The lawyers have been working to satisfy concerns raised by Judge Lewis Kaplan, who said he could “conceivably” revoke Bankman-Fried’s bail after he found there was a “threat” of witness tampering.
The crypto entrepreneur reached out to the former general counsel of FTX and used a virtual private network, or VPN, days after the judge said he wanted to restrict the use of encrypted devices.
Bankman-Fried was charged with multiple counts of conspiracy and fraud in what prosecutors allege is one of the largest financial frauds in US history. He pleaded not guilty to charges that he misused customer funds in FTX to prop up related hedge fund Alameda Research, make venture investments, and donate to political campaigns to influence policy.
Bankman-Fried was released on a $250 million bond and is confined to the home of his parents, Stanford University law professors, in Palo Alto, California.
Under the proposal, Bankman-Fried’s new laptop will “be configured so that he is only able to log on to the internet through the use of specified VPNs, and that the VPNs only permit the defendant to access websites that have been whitelisted through the VPNs .”
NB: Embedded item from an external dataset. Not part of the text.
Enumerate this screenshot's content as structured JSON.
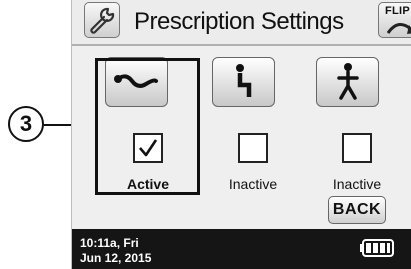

Among the websites are programs he could use to prepare for his defense, including Zoom, Microsoft Office, Python, and Adobe Acrobat. Monitoring tools would also be installed on his laptop and he would be prohibited from buying electronic devices.
Bankman-Fried also would be restricted from scrolling the internet, with his access limited to court-approved websites. The lawyers proposed several sites to help prepare his defense, including YouTube, read-only websites showing crypto prices, and research websites. Bankman-Fried also asked to view others for his personal use, including news sites, Netflix, Spotify, Uber Eats, Amazon and baseball and football sites.
The judge previously raised concerns about Bankman-Fried’s access to his parents’ computers, cell phones and internet. Attorneys proposed the parents sign affidavits stating they won’t let their son use their devices, which would be password protected. In addition, each device would have software that would photograph or take video of the user.